Relangi is a village in Iragavaram mandal of West Godavari district in Andhra Pradesh (post code 534225). It is 5.9 km from its mandal Iragavaram, 13 km from Pekeru, 74 km from Rajahmundry and 138 km from the city of Vijayawada.

Relangi is surrounded by paddy fields. This village has two deities, popularly known as Sri Peda Mantalamba and Sri China Mantalamba. This village has mythological history connected to Ramayana time. Legends say that these two deities were emerged from the yagna kunda conducted by the Brahmarshi Vishwamitra which was guarded by the Princes Rama and Lakshmana. The name Relangi came from the name of the lady demon Tataki whose death happened in the hands of Rama before commencing yagna by Vishwamitra. Tataki's head fell in this place so the name of this place has become Raalindi (fallen in Telugu) later becoming Relangi due to pronunciation problems of Britishers.

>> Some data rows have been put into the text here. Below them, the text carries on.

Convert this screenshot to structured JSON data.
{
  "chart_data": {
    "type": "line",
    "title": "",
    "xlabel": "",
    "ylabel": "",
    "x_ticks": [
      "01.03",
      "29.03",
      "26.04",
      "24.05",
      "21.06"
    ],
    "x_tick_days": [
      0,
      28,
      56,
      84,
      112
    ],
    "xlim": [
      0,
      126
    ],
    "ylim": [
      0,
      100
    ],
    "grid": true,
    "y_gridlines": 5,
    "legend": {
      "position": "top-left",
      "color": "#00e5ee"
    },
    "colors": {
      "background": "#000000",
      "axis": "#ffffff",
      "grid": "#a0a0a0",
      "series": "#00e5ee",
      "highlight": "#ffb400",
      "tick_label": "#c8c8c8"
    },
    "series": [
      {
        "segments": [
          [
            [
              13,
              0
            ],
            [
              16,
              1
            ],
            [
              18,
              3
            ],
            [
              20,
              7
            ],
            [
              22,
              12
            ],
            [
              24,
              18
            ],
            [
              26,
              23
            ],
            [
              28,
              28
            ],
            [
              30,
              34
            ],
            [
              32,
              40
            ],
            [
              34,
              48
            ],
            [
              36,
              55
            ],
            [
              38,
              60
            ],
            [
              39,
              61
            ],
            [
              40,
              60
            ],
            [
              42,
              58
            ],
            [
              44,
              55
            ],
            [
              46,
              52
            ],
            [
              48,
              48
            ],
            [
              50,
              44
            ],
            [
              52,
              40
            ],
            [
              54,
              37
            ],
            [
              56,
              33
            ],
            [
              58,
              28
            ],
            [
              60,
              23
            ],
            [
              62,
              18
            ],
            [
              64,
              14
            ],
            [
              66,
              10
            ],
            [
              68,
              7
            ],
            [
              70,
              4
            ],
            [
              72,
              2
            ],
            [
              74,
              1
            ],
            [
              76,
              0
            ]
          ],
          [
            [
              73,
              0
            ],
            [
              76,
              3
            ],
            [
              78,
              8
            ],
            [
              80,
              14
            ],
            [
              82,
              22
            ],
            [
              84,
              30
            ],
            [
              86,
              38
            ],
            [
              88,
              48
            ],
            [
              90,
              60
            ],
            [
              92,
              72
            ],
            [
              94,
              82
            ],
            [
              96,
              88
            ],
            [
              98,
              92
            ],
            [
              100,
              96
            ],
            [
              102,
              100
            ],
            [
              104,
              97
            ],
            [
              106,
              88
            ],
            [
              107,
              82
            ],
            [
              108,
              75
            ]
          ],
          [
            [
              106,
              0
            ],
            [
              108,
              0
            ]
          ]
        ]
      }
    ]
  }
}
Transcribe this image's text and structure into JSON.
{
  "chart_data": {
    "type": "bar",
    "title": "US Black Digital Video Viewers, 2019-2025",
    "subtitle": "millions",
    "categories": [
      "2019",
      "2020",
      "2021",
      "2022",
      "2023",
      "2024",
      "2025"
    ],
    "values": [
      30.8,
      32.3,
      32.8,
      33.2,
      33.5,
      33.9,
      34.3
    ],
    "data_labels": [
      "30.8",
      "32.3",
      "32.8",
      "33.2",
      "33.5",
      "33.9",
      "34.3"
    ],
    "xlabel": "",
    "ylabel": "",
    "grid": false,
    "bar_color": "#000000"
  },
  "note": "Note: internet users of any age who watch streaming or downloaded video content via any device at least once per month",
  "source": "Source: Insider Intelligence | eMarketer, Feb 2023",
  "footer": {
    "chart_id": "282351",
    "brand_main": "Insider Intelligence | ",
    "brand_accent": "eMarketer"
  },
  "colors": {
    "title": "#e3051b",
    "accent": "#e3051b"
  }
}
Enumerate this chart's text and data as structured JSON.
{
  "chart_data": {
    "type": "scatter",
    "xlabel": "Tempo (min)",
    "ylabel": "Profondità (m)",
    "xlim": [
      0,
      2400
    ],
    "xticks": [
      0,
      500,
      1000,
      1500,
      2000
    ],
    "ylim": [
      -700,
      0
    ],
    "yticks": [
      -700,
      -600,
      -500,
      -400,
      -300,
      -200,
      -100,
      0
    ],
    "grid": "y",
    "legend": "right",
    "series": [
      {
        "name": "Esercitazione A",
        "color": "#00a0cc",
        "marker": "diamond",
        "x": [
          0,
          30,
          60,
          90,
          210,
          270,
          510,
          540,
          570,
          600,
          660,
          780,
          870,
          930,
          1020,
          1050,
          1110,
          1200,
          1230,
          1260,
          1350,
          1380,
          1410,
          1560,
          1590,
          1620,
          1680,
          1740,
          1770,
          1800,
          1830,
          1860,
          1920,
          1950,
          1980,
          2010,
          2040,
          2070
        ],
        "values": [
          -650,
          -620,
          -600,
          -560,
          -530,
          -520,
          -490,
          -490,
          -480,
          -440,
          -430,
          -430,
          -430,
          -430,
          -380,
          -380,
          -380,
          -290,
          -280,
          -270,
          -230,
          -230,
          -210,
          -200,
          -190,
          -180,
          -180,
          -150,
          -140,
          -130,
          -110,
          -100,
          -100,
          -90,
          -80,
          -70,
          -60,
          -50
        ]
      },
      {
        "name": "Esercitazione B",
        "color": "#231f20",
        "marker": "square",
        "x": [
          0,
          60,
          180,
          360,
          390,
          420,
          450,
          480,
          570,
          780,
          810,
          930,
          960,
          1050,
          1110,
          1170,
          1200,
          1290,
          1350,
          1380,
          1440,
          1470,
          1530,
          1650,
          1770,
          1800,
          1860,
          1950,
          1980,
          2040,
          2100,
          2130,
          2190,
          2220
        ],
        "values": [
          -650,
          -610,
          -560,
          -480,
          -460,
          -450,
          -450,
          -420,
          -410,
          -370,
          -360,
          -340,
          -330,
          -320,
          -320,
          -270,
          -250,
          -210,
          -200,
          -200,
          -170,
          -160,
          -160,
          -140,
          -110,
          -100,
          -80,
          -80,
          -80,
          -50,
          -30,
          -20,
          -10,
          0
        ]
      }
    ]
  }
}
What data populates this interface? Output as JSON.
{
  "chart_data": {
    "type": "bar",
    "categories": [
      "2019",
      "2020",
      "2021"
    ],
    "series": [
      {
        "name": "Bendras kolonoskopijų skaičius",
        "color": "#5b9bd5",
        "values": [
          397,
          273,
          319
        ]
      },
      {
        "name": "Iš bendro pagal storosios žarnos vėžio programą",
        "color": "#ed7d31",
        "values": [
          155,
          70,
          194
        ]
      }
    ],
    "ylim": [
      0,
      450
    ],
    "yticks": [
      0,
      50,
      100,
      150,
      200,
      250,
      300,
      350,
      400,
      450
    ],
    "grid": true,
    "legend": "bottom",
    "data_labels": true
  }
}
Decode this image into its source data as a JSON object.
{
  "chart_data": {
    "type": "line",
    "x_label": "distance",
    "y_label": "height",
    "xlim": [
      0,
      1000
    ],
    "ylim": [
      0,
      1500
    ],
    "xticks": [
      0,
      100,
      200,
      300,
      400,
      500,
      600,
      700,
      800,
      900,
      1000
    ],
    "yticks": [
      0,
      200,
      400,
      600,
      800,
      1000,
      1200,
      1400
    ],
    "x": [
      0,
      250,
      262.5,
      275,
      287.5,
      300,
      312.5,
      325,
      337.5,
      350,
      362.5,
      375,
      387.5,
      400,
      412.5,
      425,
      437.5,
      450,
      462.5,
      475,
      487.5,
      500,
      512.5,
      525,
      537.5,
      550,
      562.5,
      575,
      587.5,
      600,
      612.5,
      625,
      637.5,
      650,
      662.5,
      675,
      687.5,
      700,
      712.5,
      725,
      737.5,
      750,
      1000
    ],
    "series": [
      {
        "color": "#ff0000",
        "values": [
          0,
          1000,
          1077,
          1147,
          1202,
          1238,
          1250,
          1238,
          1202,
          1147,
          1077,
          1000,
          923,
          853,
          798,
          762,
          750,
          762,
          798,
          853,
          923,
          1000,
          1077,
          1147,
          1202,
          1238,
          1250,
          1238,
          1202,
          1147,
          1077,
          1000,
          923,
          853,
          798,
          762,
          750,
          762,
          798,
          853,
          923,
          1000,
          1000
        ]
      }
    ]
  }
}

To support this story, the village has a Shiva temple named as "Taatakeswaraswaamy" which was said to be installed by Prince Rama as a means of praayaschitta (atone for) towards killing of woman demon.

== Transport ==
Local trains running between Nidadavolu and Bhimavaram stop in this village. Bus facility is also available between Tanuku and Bhimavaram.

== Famous culture ==
The movie Seethamma Vakitlo Sirimalle Chettu mentions Relangi, and also the father character Relangi mavayya played by Prakash Raj made this place even more famous.